Protestors in major cities across the country faced off against police in response to the murder of George Floyd by Minneapolis police officers.
In many of the cities—including Salt Lake City, Atlanta, and Washington D.C.—what began as a series of silent protests throughout the afternoon over the weekend turned violent by sundown as opportunists came to take advantage of the situation, forcing mayors to impose curfews.
During a demonstration in Indiana, 21-year-old Balin Brake was struck in the eye by a can of tear gas.
The chemical weapon similar to mace is often employed by police and military personnel to control crowds and causes severe eye and respiratory pain.
Brake—a student at Indiana Tech—was with a group of protesters that had congregated outside of the Allen County Courthouse on Saturday when he felt an object hit his shoe.
It turned to out to be a can of tear gas that police began hurling as they advanced towards the crowd.

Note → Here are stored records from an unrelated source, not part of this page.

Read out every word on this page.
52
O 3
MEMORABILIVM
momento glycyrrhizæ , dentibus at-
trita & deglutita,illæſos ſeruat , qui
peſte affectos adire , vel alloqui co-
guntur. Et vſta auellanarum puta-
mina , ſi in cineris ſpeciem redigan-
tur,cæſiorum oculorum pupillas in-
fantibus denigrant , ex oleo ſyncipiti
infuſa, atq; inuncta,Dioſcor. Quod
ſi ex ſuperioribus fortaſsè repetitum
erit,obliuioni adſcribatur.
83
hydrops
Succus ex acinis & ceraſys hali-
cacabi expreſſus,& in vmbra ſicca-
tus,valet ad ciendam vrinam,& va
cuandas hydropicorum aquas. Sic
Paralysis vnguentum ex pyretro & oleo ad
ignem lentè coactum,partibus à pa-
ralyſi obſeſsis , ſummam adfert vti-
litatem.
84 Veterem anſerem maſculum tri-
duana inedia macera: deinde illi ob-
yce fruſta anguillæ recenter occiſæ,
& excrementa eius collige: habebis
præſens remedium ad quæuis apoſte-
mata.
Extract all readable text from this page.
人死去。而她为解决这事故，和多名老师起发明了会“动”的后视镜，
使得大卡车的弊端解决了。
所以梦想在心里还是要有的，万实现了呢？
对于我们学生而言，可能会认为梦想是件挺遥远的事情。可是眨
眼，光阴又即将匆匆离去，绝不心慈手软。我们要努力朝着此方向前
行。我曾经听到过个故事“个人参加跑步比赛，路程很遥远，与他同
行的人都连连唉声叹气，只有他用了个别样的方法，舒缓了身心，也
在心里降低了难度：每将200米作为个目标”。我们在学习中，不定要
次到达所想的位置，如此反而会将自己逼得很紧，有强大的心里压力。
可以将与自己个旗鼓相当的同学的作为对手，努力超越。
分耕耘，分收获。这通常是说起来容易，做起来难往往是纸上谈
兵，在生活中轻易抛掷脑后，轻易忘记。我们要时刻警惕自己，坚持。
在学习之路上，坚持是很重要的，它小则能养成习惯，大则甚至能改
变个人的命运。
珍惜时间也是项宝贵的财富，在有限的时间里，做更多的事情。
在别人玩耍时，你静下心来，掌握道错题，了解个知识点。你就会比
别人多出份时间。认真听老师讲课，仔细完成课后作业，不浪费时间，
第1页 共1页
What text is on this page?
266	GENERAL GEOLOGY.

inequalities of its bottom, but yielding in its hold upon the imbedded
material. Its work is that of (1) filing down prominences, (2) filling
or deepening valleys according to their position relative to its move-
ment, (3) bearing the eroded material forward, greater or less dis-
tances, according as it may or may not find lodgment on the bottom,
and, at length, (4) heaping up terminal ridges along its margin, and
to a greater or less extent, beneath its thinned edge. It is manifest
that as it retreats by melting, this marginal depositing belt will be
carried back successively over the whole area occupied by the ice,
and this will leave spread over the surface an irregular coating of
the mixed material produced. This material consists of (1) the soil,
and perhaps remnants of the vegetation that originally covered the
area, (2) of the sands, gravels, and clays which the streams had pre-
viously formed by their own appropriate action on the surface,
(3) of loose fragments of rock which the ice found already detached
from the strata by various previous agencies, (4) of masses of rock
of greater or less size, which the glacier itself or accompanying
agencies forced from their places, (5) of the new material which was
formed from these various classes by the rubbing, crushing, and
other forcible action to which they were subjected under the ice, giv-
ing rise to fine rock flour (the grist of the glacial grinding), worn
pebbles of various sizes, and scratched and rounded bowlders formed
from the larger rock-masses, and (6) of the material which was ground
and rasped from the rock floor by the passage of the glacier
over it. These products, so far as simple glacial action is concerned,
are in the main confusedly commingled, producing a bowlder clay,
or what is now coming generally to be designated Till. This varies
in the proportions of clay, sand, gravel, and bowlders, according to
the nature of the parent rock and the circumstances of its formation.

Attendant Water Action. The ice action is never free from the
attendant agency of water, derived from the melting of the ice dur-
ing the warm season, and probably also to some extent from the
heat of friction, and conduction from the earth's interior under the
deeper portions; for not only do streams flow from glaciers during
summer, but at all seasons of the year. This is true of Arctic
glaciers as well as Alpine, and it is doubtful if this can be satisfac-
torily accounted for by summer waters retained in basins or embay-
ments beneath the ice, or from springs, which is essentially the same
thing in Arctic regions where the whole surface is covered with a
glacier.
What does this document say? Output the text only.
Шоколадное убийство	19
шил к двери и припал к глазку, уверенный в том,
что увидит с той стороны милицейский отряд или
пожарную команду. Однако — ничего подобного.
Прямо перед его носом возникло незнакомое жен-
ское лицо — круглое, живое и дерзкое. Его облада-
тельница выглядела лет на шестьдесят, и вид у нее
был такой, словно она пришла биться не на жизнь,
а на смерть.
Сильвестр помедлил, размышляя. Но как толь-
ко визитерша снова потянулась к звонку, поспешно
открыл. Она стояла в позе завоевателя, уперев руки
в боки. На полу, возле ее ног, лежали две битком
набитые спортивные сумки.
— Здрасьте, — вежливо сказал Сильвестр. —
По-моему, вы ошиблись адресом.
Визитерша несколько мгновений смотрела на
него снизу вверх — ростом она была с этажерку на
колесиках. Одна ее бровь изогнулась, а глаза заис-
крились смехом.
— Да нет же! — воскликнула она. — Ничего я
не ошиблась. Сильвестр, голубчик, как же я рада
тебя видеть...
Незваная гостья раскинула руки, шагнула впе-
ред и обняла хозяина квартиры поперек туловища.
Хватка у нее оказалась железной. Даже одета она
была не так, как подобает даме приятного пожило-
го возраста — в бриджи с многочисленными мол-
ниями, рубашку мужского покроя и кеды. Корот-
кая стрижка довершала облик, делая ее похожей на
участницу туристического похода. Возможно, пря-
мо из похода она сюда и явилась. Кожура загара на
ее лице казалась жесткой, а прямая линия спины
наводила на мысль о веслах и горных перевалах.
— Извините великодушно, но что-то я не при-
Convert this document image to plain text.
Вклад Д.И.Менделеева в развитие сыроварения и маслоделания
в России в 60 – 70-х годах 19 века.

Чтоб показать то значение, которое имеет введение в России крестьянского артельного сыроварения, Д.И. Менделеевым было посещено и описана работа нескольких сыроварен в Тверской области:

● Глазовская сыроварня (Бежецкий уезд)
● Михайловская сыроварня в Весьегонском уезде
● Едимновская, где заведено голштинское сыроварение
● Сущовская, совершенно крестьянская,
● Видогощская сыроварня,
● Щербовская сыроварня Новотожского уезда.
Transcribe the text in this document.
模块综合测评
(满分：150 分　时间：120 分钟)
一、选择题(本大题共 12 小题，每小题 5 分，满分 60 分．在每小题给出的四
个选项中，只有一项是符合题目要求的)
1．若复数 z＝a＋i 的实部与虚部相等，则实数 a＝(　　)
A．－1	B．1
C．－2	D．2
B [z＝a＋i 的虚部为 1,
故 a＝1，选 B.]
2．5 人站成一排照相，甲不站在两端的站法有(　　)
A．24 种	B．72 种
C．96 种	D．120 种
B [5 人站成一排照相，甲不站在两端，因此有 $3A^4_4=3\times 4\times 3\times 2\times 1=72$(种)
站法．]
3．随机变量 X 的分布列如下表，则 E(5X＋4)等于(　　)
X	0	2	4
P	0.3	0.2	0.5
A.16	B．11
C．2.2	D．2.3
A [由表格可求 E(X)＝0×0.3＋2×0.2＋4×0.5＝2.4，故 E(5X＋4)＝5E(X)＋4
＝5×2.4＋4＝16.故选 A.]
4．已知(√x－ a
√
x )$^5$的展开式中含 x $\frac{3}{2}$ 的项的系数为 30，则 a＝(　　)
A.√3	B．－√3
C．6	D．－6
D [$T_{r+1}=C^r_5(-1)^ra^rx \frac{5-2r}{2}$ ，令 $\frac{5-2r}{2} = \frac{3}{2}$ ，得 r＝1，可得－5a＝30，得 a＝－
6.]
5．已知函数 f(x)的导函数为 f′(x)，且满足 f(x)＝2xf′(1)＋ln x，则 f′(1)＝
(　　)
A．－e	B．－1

Although there were conflicting reports as to what happened, according to WWFT, Brake reached down to pick up the can to hurl back at police.
When he turned around, a second can hit his eye.
His mother, Rachel Simonis, told the Journal Gazette:
"He saw [the canister] hit the ground after it hit him."
Doctors were not able to salvage her son's eye after an early morning surgery and told her there was "nothing left but the shell of his eye."
Sgt. Sofia Rosales-Scatena issued a statement denying allegations that an officer had targeted Brake.
The statement read:
"According to our officers on the ground, the protester was still in the area after commands to leave the area were given."
"Gas was deployed in the area and the protester bent over to pick up the canister to throw it back at officers as many others were trying to do."
"When he bent over, another canister was deployed in the area and that canister skipped and hit the protester in the eye. There was no deliberate deployment of gas to any persons head,
But Brake—who was still in the hospital after sustaining the injury to his face—told news outlets that he never bent down with the intention of throwing the canister back at the police.
"Absolutely not. I was not wearing gloves."
"Those canisters are hot as hell. I would not try to pick them up with my bare hands."
After sustaining his injury, Brake said that losing his eye was a "small collateral for the battle we're fighting."
He also acknowledged that White privilege was real and said that:
"if you're not going to use it to advocate for your fellow people, then that is just wrong."
He also minimized his physical pain on Twitter and said that it "pales in comparison to the hardships African Americans have endured for decades."
"Stand up for what u believe in."
People expressed appreciation for their injured ally.
The Brake family set up a medical fund page on Facebook to help cover medical expenses.
In two days, the amount reached $45K of its $50K goal.